Jack Rips Through Bellhamshire
For much of 1898 and 99 the villagers of Gifham feared for their lives, for night-time was a terror, that regularly brought death to one or more villagers. At first it was thought that a feral dog — or dogs — was responsible for the deaths, as all the bodies showed signs of being bitten and the victim’s had had some of their flesh eaten. On the Thursday after Christmas 1898 was when I was called in, a body was found in the fields near Gifham — it was that of the pregnant wife, of a wealth, local land owner. On this occasion things were different, the woman’s body showed none of the usual signs of an animal attack — the previous ones had all shown such signs — despite which there were far too many similarities with the earlier bodies, for them not have been killed by the same killer. All the bodies had suffered massive blood-loss and there was no signs of a struggle, also there was far too little blood found, at all of the scenes of the crimes. The lack of the animal bites on the body — that had concealed the evidence, of the true nature, of the attacks, on the earlier bodies — revealed that some kind of blade had slit one of her wrists.

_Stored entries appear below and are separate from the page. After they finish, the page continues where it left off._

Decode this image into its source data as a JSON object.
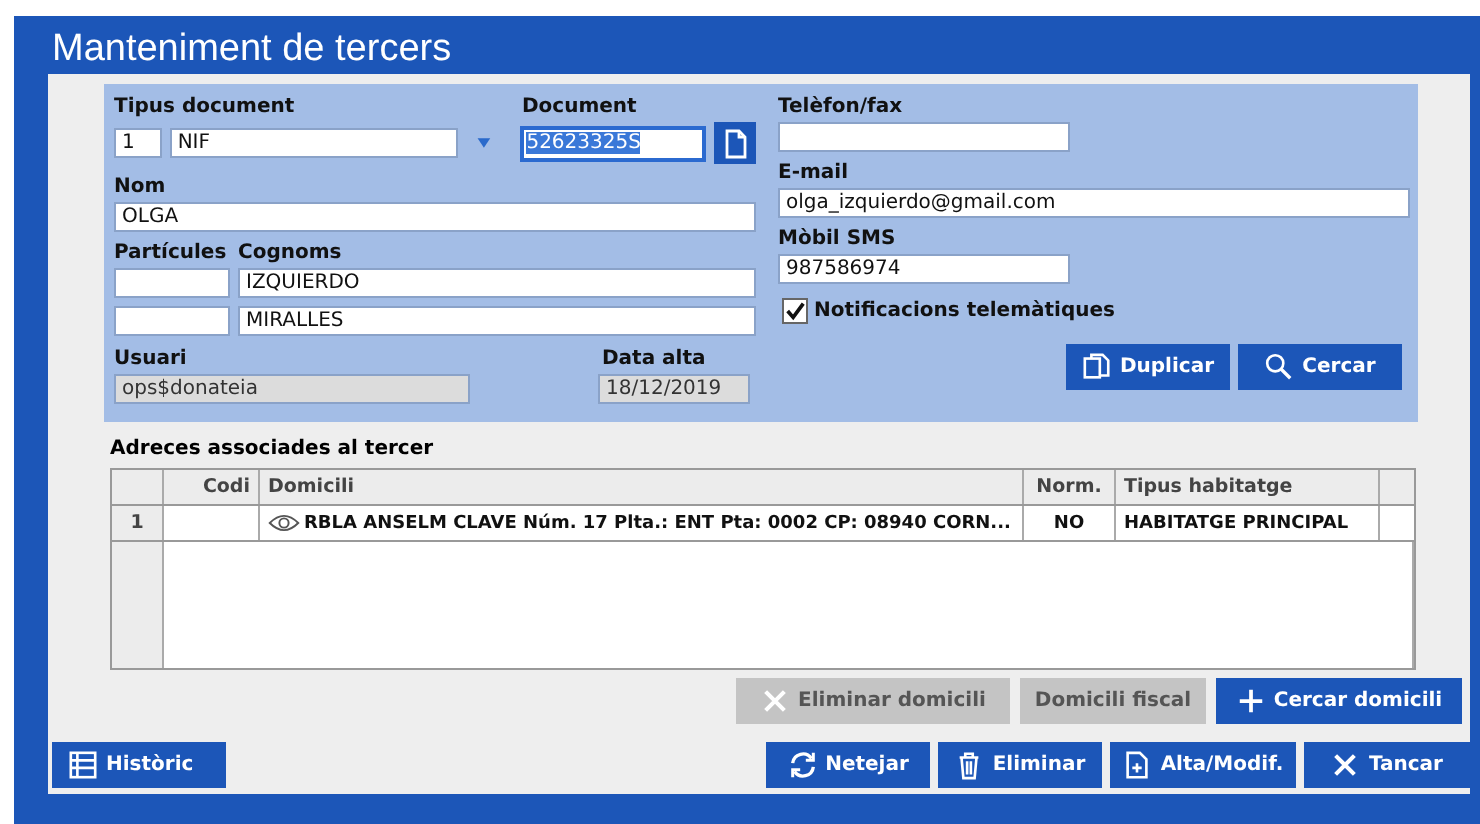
{
  "window": {
    "title": "Manteniment de tercers"
  },
  "form": {
    "tipus_document": {
      "label": "Tipus document",
      "code": "1",
      "value": "NIF"
    },
    "document": {
      "label": "Document",
      "value": "52623325S",
      "text_selected": true
    },
    "nom": {
      "label": "Nom",
      "value": "OLGA"
    },
    "particules": {
      "label": "Partícules"
    },
    "cognoms": {
      "label": "Cognoms",
      "values": [
        "IZQUIERDO",
        "MIRALLES"
      ]
    },
    "usuari": {
      "label": "Usuari",
      "value": "ops$donateia",
      "disabled": true
    },
    "data_alta": {
      "label": "Data alta",
      "value": "18/12/2019",
      "disabled": true
    },
    "telefon": {
      "label": "Telèfon/fax"
    },
    "email": {
      "label": "E-mail",
      "value": "olga_izquierdo@gmail.com"
    },
    "mobil": {
      "label": "Mòbil SMS",
      "value": "987586974"
    },
    "notificacions": {
      "label": "Notificacions telemàtiques",
      "checked": true
    },
    "buttons": [
      {
        "label": "Duplicar",
        "kind": "copy"
      },
      {
        "label": "Cercar",
        "kind": "search"
      }
    ]
  },
  "addresses": {
    "title": "Adreces associades al tercer",
    "columns": [
      "Codi",
      "Domicili",
      "Norm.",
      "Tipus habitatge"
    ],
    "rows": [
      {
        "index": "1",
        "domicili": "RBLA ANSELM CLAVE Núm. 17 Plta.: ENT Pta: 0002 CP: 08940 CORN...",
        "norm": "NO",
        "tipus": "HABITATGE PRINCIPAL"
      }
    ],
    "buttons": [
      {
        "label": "Eliminar domicili",
        "kind": "remove",
        "disabled": true
      },
      {
        "label": "Domicili fiscal",
        "kind": "text",
        "disabled": true
      },
      {
        "label": "Cercar domicili",
        "kind": "add",
        "disabled": false
      }
    ]
  },
  "left_buttons": [
    {
      "label": "Històric",
      "kind": "history"
    }
  ],
  "right_buttons": [
    {
      "label": "Netejar",
      "kind": "reset"
    },
    {
      "label": "Eliminar",
      "kind": "delete"
    },
    {
      "label": "Alta/Modif.",
      "kind": "save"
    },
    {
      "label": "Tancar",
      "kind": "close"
    }
  ]
}
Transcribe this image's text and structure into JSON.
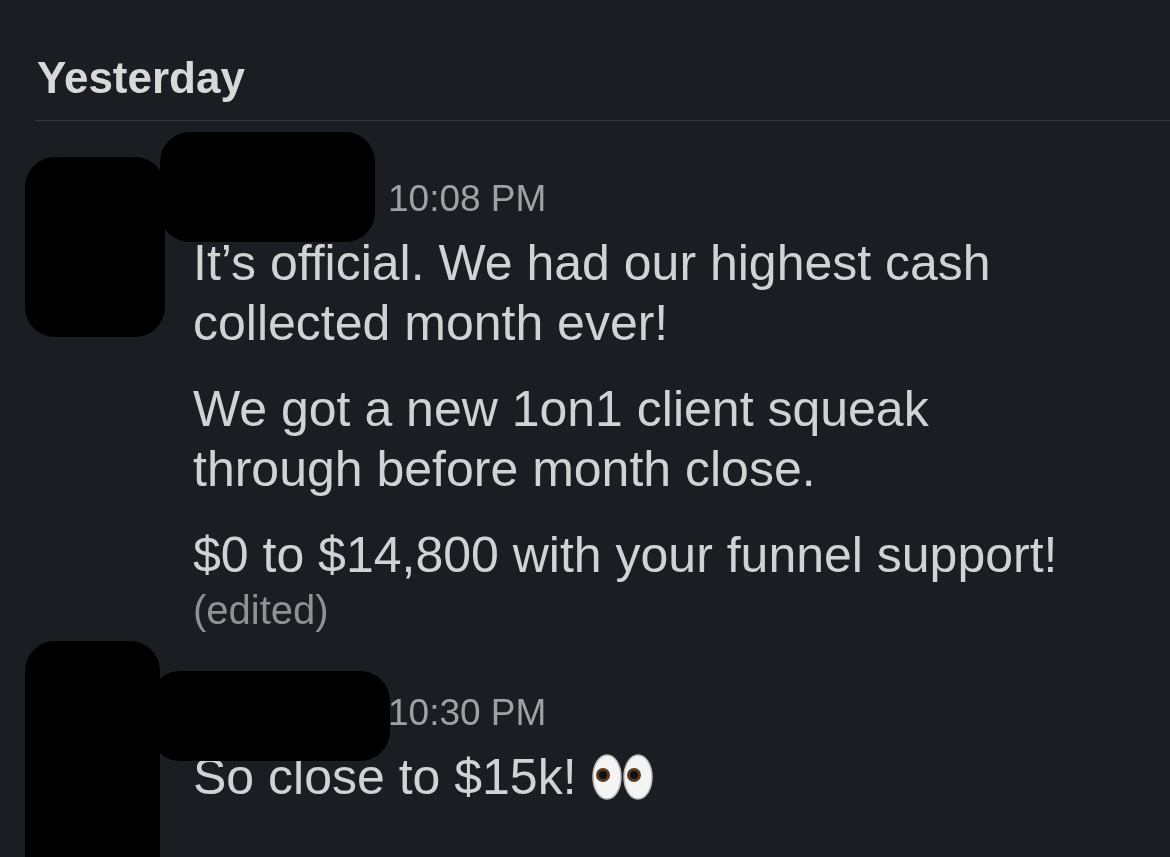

By the place, where we entered the field, where the body was found, there was a wrecked trap — it had lost a wheel, the previous evening. Both people who had occupied the trap, when it had been wrecked, were severely injured in the accident — John, the youngest son of George Fitzjames baronet, was nearly killed in the accident. That morning, he was abed, in what was expected to be his deathbed. The trap’s other occupant, a Miss Roberta Fitzjames, a distant cousin of Sir George’s, had died in the early hours of that morning, after heroically, despite her terrible injuries, carrying the mortally wounded, unconscious John Fitzjames the several miles, across fields, to the Fitzjamess’ home.